Desde que se enuncia, o ego separa-se de si, por pouco que seja, assim como um corpo, de fato, separa seus lábios para pronunciar a frase “eu sou”. Imediatamente, essa frase significa: “eu sou, mesmo que não haja mais nada no mundo, coisa real capaz de distinguir-se de si para se pôr; ponho-me em mim mesmo, em minha distinção pontual, porque posso passar pelo mínimo de desvio que me relaciona comigo”.
O corpo está, portanto, envolvido no cogito. Está envolvido ali, de maneira paradoxal, como seu desenvolvimento, ou seja, também como sua exterioridade ou como essa exposição segundo a qual só sua simples posição é possível. Consequentemente, o corpo é estranho ao espírito somente se essa estranheza — e essa estranheza — se inscrevem no coração da intimidade egóica e permitem assim que ela se relacione consigo mesma ao mesmo tempo que se relaciona com o mundo (na verdade, essas duas relações são indissociáveis).

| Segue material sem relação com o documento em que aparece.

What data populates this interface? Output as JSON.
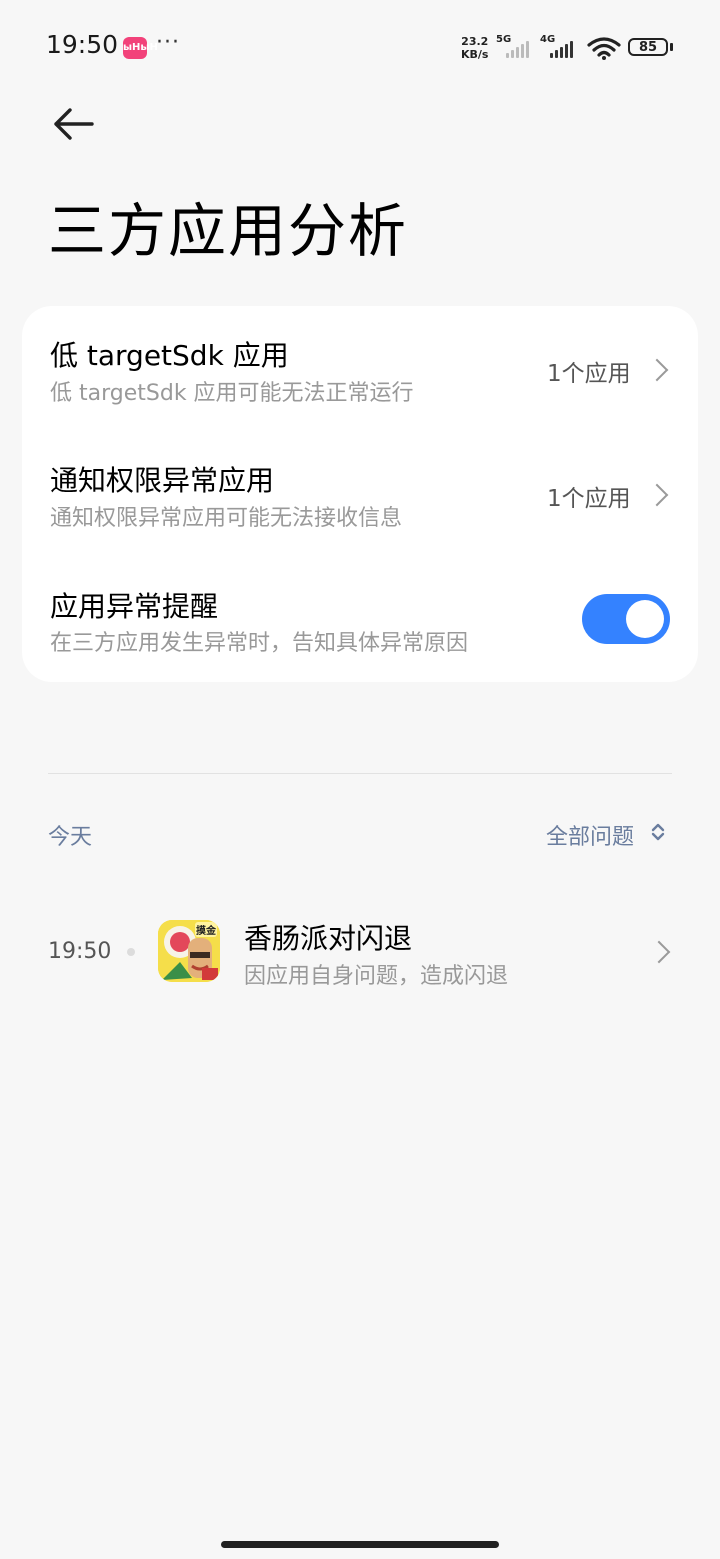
{
  "status_bar": {
    "time": "19:50",
    "app_icon_text": "ыНыН",
    "more": "···",
    "speed_value": "23.2",
    "speed_unit": "KB/s",
    "net1": "5G",
    "net2": "4G",
    "battery": "85"
  },
  "header": {
    "title": "三方应用分析"
  },
  "settings": {
    "low_sdk": {
      "title": "低 targetSdk 应用",
      "subtitle": "低 targetSdk 应用可能无法正常运行",
      "value": "1个应用"
    },
    "notify": {
      "title": "通知权限异常应用",
      "subtitle": "通知权限异常应用可能无法接收信息",
      "value": "1个应用"
    },
    "reminder": {
      "title": "应用异常提醒",
      "subtitle": "在三方应用发生异常时，告知具体异常原因",
      "enabled": true
    }
  },
  "log": {
    "date_label": "今天",
    "filter_label": "全部问题",
    "events": [
      {
        "time": "19:50",
        "title": "香肠派对闪退",
        "subtitle": "因应用自身问题，造成闪退",
        "icon_badge": "摸金"
      }
    ]
  }
}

A substância extensa é a extensão e a exterioridade da substância pensante, que sem esse exterior não poderia constituir-se em interioridade. Melhor ainda: convém desfazer-se do esquema de um interior oposto a um exterior. Não há mais que um existente, que pode ser considerado sob o aspecto de sua pontualidade ou sob o aspecto da exposição dessa pontualidade. Exposto, o ponto de coincidência consigo mesmo repete-se indefinidamente ao longo de todas as dimensões através das quais exerce sua propriedade de sentido (sentir, assentir, ressentir). O ego é o ponto de sentido — ao mesmo tempo incalculavelmente multiplicado e sempre idêntico em seu recuo inextenso — da configuração (linear, volumosa, motriz, plástica) que se chama um corpo. Ou, para tentar dizê-lo de maneira mais ajustada, o ego é o “um” de “um corpo”, e o corpo constitui o sentido desse “um”, sem o qual este se aboliria na nulidade de sua inextensão.